Abuzittinciğim,
Bizim Ankara'daki evde iki gündür sular akmıyormuş.. Ben burada Bördübet'de, köyümde rahatım.. Bi kuyum var.. Elektrik oldukça, bas düğmeye şakır şakır su.. Elektrik gitti miydi iş biraz zorlaşıyor.. Dayan el pompasına.. Neticede susuz kalmıyorsun. Köyde yaşamanın avantajlarından biri yani.. Ankara'daki su arızası daha kaç gün sürer bilinmez ama, adamlar yeryüzünden bilmem kaç bin kilometre ötedeki Discovery'nin arızasını bir iş gününde giderip, sağsalim Dünyaya geri döndüler. Elbet, bizim su borusunun arızasını da giderecek bi kahraman çıkacaktır! Biraz sabretmek lazım. Discovery diyince aklıma geldi.. Yav Abuzittinciğim bu uzay konusunda biz milletçe biraz "fransız" kalıyoruz.. Milletçe derken başbakanından hayvanat bahçesindeki fil bakıcısına kadar hepimizi kastediyorum..
Adamlar uzayı paylaşıyorlar.. Bunun şakası makası yok! Geleceğin silahları da uzaydan ateşlenecek! Bizler hala Pires Galatasaray'a gelecek mi gelmeyecek mi, Merkez Bankası faizleri indirecek mi indirmeyecek mi, şimdi de "Hande'nin burnu" ile meşgulken uzay resmen parselleniyor..
Şu anda parselin en büyük parçası Amerika'nın.. Sonra Ruslar geliyor.. Çin, Japonya, Fransa, İngiltere, Almanya..

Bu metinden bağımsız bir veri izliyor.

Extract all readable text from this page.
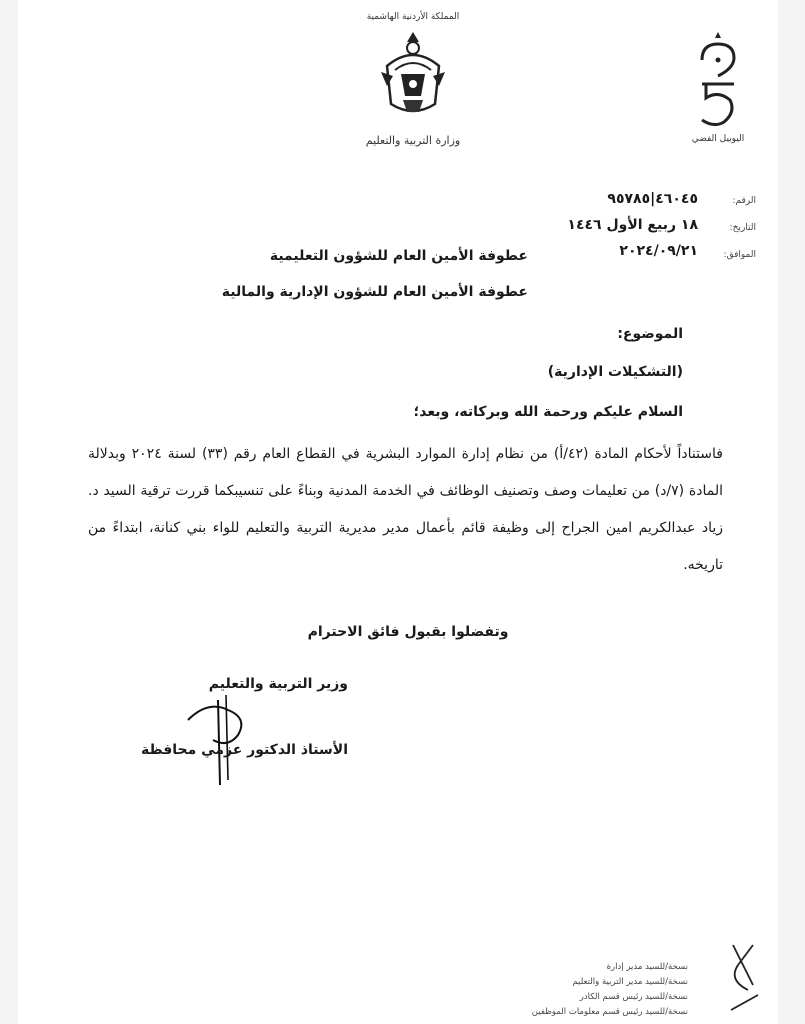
المملكة الأردنية الهاشمية
وزارة التربية والتعليم	اليوبيل الفضي
الرقم:
التاريخ:
الموافق:
٤٦٠٤٥|٩٥٧٨٥
١٨ ربيع الأول ١٤٤٦
٢٠٢٤/٠٩/٢١
عطوفة الأمين العام للشؤون التعليمية
عطوفة الأمين العام للشؤون الإدارية والمالية
الموضوع:
(التشكيلات الإدارية)
السلام عليكم ورحمة الله وبركاته، وبعد؛
فاستناداً لأحكام المادة (٤٢/أ) من نظام إدارة الموارد البشرية في القطاع العام رقم (٣٣) لسنة ٢٠٢٤ وبدلالة المادة (٧/د) من تعليمات وصف وتصنيف الوظائف في الخدمة المدنية وبناءً على تنسيبكما قررت ترقية السيد د. زياد عبدالكريم امين الجراح إلى وظيفة قائم بأعمال مدير مديرية التربية والتعليم للواء بني كنانة، ابتداءً من تاريخه.
وتفضلوا بقبول فائق الاحترام
وزير التربية والتعليم
الأستاذ الدكتور عزمي محافظة
نسخة/للسيد مدير إدارة
نسخة/للسيد مدير التربية والتعليم
نسخة/للسيد رئيس قسم الكادر
نسخة/للسيد رئيس قسم معلومات الموظفين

Bizim gazetelerde Brezilyalı futbolcular için "sambacılar"diyorlar. Adamlar ikinci mi, üçüncü mü füzelerini uzaya yolladılar. Biz buralarda tango yaparken onlar yakında uzayda sambaya başlayacaklar! Yani Brezilya bile uzaydan payını almanın peşinde..
Gerçi bizde de ufaktan bi çalışma var ama çok çok yetersiz. Son Discovery projesi için Amerika 1 milyar doları gözden çıkarmışken, bizlerin uzayla ilgili çalışmalara ayırdığı tüm bütçe sanırım bunun yarısının da yarısı.. Onun da yarısı abur cubura, birinin eniştesi ötekinin dayısının şirketine aktartılacağına göre artık gerisini düşün.

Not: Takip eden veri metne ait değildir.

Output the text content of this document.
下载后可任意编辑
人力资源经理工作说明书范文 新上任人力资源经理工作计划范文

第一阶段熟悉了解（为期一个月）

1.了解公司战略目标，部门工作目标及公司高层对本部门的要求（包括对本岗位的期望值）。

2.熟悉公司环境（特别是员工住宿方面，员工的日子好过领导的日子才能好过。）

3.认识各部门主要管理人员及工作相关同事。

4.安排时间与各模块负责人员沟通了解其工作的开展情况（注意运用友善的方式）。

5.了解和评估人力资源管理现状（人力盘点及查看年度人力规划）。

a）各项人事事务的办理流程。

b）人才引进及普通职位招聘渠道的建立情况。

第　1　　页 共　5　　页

Gerçi diyeceksin ki Başkentinin göbeğindeki su borusu patlağını iki gündür onaramayanların uzayda işi ne? Sen de haklısın.. Ama insan gönlündeki sesi susturamıyor.

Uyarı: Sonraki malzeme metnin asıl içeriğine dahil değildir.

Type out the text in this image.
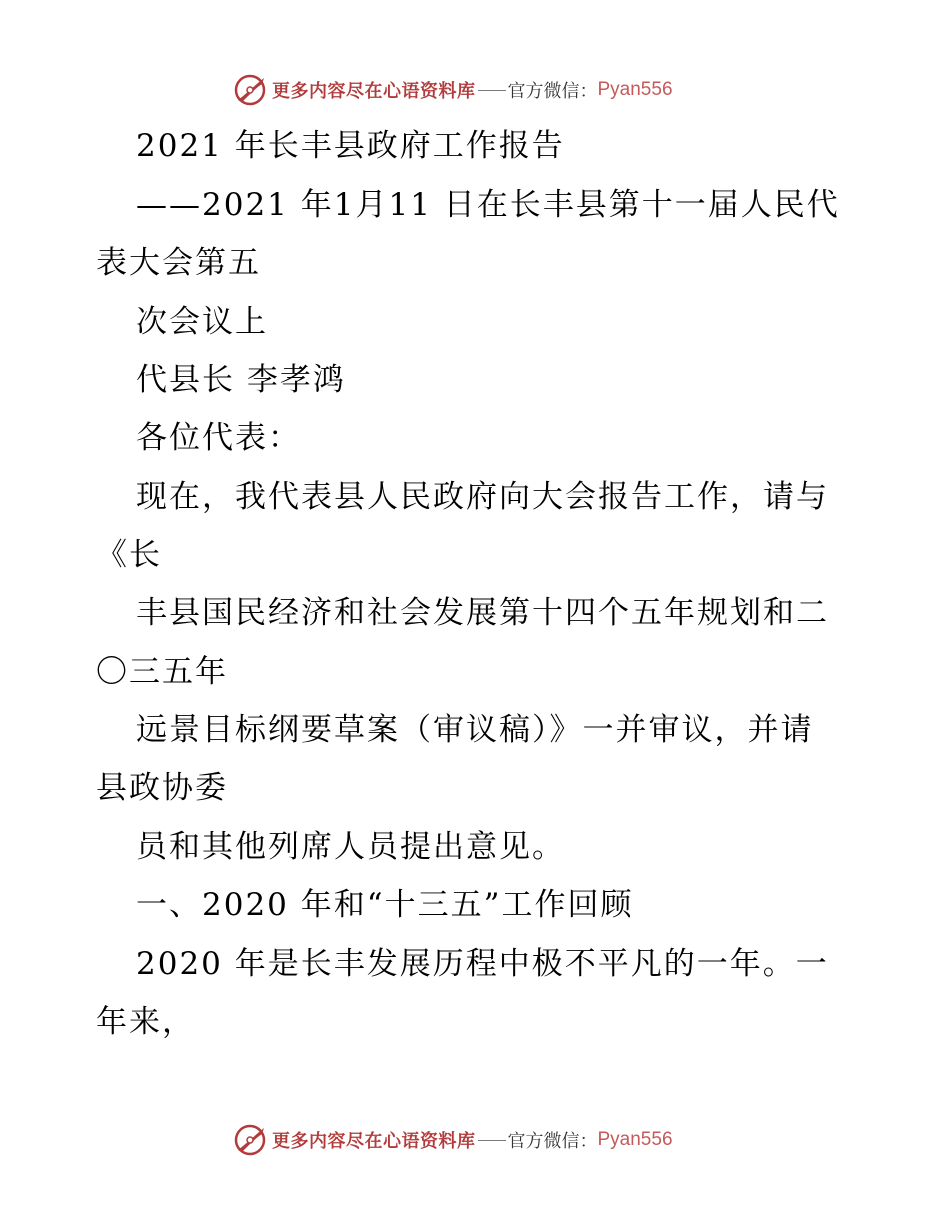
更多内容尽在心语资料库 官方微信： Pyan556
2021 年长丰县政府工作报告
——2021 年1月11 日在长丰县第十一届人民代
表大会第五
次会议上
代县长 李孝鸿
各位代表：
现在，我代表县人民政府向大会报告工作，请与
《长
丰县国民经济和社会发展第十四个五年规划和二
〇三五年
远景目标纲要草案（审议稿）》一并审议，并请
县政协委
员和其他列席人员提出意见。
一、2020 年和“十三五”工作回顾
2020 年是长丰发展历程中极不平凡的一年。一
年来，
更多内容尽在心语资料库 官方微信： Pyan556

Münasip yerlerinden öperim kardeşim.
Güneş.
NOT: İran'ın yeni Cumhurbaşkanı, türbanın altından saçları görünen kadınlara kırbaç cezası getiren kanunu Meclise yollamış. Yani saçları Emine hanımın ki gibi hiç gözükmeyecek.. Ama, başlarını sadece siyah renk türbanla örtebileceklermiş.. Siyahtan başka renk yasak.. Oysa, Emine hanım saçlarını rengarenk kumaşlarla kapatabiliyor. İşte hem çağdaş, hem Avrupalı olmanın farkı. Göğsüm kabarıyor!